Most colleges and universities let you order transcripts online through the registrar’s office or a third-party credential service. You’ll typically need to provide your full name (including any names used during enrollment), dates of attendance, student ID if you have it, and the recipient’s mailing or email address.

Fees vary by institution. As a reference point, one large public university charges $13.50 per transcript, including a handling fee. Rush processing, overnight shipping, and international delivery all cost extra. FedEx delivery within the United States can run $35 per recipient, and international express delivery can reach $65 or more.

Processing times depend on the service level you choose. Standard electronic transcripts often arrive within 24 business hours. Mailed copies typically process within three business days and ship first class. Rush orders can cut electronic delivery to about an hour and paper processing to one business day. Some schools also let you pick up a physical copy in person from the registrar’s office.

If your school has closed, you may need to contact the state’s department of education or the institution that absorbed its records. Community colleges, state university systems, and accreditation bodies can sometimes help you track down where older records ended up.

Why Employers and Schools Ask for Transcripts

Graduate programs almost always require official transcripts as part of the application. Admissions committees use them to verify your degree, evaluate your academic preparation, and see whether you completed prerequisite coursework.

Employers sometimes request transcripts too, especially for entry-level positions, government jobs, or roles that require specific technical training. An education background check can confirm that you actually hold the degree listed on your resume. Beyond that, employers may look at your overall GPA, the specific courses you took, and the grades you earned in those courses to assess whether you have the skills the role demands. For experienced professionals, transcript requests become less common since work history carries more weight.

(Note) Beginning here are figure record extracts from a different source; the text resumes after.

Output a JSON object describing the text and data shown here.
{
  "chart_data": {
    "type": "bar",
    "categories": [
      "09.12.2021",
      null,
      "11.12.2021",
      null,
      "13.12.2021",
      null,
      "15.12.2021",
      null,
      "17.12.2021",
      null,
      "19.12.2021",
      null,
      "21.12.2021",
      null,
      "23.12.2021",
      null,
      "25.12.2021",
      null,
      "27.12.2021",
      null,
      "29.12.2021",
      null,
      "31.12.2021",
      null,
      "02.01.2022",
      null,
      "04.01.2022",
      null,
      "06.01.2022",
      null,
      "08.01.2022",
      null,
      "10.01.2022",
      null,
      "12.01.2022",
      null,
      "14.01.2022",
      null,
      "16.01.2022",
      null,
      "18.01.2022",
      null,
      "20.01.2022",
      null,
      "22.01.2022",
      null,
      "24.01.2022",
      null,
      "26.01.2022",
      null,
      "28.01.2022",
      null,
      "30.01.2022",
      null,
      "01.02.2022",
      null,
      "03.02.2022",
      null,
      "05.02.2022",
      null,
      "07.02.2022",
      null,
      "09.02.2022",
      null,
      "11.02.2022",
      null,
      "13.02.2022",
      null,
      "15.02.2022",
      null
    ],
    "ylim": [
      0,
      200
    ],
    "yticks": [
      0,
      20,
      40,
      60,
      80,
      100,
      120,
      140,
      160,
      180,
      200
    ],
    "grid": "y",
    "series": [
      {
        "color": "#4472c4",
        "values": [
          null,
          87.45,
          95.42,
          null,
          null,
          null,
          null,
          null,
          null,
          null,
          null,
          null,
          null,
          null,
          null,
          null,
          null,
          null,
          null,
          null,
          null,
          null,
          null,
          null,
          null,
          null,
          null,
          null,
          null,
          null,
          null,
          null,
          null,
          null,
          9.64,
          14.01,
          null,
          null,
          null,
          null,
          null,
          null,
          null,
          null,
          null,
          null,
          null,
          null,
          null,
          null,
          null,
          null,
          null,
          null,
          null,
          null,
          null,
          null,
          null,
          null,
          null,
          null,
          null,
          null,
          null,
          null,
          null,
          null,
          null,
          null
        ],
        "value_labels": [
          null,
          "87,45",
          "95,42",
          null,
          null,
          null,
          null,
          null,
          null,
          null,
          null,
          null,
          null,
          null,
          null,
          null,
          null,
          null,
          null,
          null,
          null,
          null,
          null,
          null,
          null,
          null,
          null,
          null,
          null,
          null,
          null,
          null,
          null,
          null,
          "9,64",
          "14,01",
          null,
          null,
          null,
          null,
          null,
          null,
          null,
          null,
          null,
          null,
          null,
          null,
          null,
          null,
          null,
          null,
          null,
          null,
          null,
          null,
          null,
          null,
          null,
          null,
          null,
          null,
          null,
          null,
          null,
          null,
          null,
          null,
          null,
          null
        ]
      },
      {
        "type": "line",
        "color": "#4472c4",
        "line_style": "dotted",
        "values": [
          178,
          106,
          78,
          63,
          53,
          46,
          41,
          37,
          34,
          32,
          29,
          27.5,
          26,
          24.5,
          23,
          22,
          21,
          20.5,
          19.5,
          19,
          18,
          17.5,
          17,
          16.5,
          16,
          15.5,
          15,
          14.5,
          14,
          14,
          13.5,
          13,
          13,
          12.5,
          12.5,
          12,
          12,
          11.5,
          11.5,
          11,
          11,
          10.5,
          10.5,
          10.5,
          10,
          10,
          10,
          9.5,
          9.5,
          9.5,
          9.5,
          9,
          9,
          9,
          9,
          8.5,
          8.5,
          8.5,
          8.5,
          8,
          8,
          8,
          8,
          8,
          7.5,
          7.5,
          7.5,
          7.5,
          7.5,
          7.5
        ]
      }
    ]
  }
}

Transcripts Outside of Education

The word “transcript” applies to any written conversion of spoken words into text, and several industries rely on them heavily.

Legal Transcripts

Court reporters create verbatim transcripts of trials, depositions, hearings, and other legal proceedings. These documents capture every word spoken, along with pauses, interruptions, and non-verbal sounds, because even small details can carry legal significance. Lawyers, judges, and juries all reference these records when reviewing testimony or preparing arguments.

Medical Transcripts

Healthcare professionals dictate notes about patient visits, diagnoses, and treatment plans, which are then transcribed into written medical records. Accuracy is critical here since errors in a medical transcript can affect patient care. Many hospitals and clinics use specialized transcriptionists trained in medical terminology.

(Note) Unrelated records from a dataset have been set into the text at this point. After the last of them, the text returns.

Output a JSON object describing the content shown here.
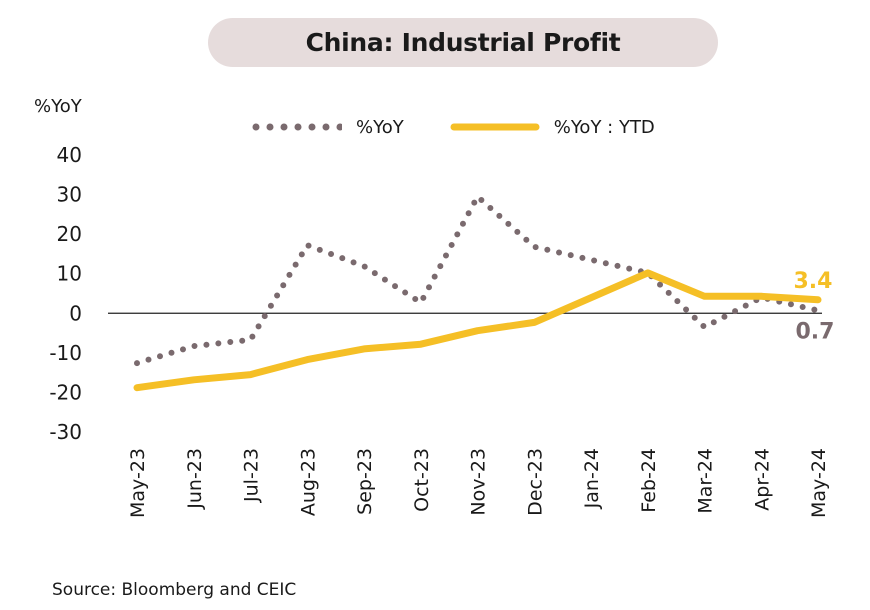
{
  "header": {
    "title": "China: Industrial Profit"
  },
  "y_unit": "%YoY",
  "legend": [
    {
      "label": "%YoY",
      "style": "dotted",
      "color": "#7a6a6e"
    },
    {
      "label": "%YoY : YTD",
      "style": "solid",
      "color": "#f5bf26"
    }
  ],
  "chart_data": {
    "type": "line",
    "title": "China: Industrial Profit",
    "xlabel": "",
    "ylabel": "%YoY",
    "ylim": [
      -30,
      40
    ],
    "yticks": [
      40,
      30,
      20,
      10,
      0,
      -10,
      -20,
      -30
    ],
    "categories": [
      "May-23",
      "Jun-23",
      "Jul-23",
      "Aug-23",
      "Sep-23",
      "Oct-23",
      "Nov-23",
      "Dec-23",
      "Jan-24",
      "Feb-24",
      "Mar-24",
      "Apr-24",
      "May-24"
    ],
    "series": [
      {
        "name": "%YoY",
        "style": "dotted",
        "color": "#7a6a6e",
        "values": [
          -12.6,
          -8.3,
          -6.7,
          17.2,
          11.9,
          2.7,
          29.5,
          16.8,
          null,
          10.2,
          -3.5,
          4.0,
          0.7
        ]
      },
      {
        "name": "%YoY : YTD",
        "style": "solid",
        "color": "#f5bf26",
        "values": [
          -18.8,
          -16.8,
          -15.5,
          -11.7,
          -9.0,
          -7.8,
          -4.4,
          -2.3,
          null,
          10.2,
          4.3,
          4.3,
          3.4
        ]
      }
    ],
    "annotations": [
      {
        "text": "3.4",
        "series": "%YoY : YTD",
        "color": "#f5bf26"
      },
      {
        "text": "0.7",
        "series": "%YoY",
        "color": "#7a6a6e"
      }
    ],
    "zero_line": true,
    "grid": false,
    "legend_position": "top"
  },
  "footer": {
    "source": "Source: Bloomberg and CEIC"
  }
}
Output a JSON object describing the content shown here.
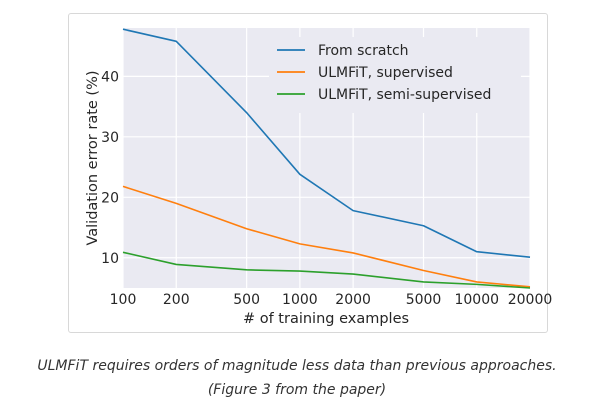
{
  "chart_data": {
    "type": "line",
    "title": "",
    "xlabel": "# of training examples",
    "ylabel": "Validation error rate (%)",
    "x": [
      100,
      200,
      500,
      1000,
      2000,
      5000,
      10000,
      20000
    ],
    "x_tick_labels": [
      "100",
      "200",
      "500",
      "1000",
      "2000",
      "5000",
      "10000",
      "20000"
    ],
    "x_scale": "log",
    "y_ticks": [
      10,
      20,
      30,
      40
    ],
    "y_tick_labels": [
      "10",
      "20",
      "30",
      "40"
    ],
    "ylim": [
      5,
      48
    ],
    "grid": true,
    "legend_position": "top-right",
    "series": [
      {
        "name": "From scratch",
        "color": "#1f77b4",
        "values": [
          47.8,
          45.8,
          34.0,
          23.8,
          17.8,
          15.3,
          11.0,
          10.1
        ]
      },
      {
        "name": "ULMFiT, supervised",
        "color": "#ff7f0e",
        "values": [
          21.8,
          19.0,
          14.8,
          12.3,
          10.8,
          7.9,
          6.0,
          5.2
        ]
      },
      {
        "name": "ULMFiT, semi-supervised",
        "color": "#2ca02c",
        "values": [
          10.9,
          8.9,
          8.0,
          7.8,
          7.3,
          6.0,
          5.6,
          5.0
        ]
      }
    ]
  },
  "caption": {
    "line1": "ULMFiT requires orders of magnitude less data than previous approaches.",
    "line2": "(Figure 3 from the paper)"
  }
}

Media and Business Transcripts

In media production, transcripts serve several purposes. Video interviews get transcribed into text for news articles and blog posts. Documentary footage is converted into written form for eBooks or archival purposes. Subtitles and closed captions start as transcripts, making video content accessible to deaf and hard-of-hearing viewers. Digital marketers also transcribe video and podcast content so it can be repurposed into articles, social media posts, and other text formats.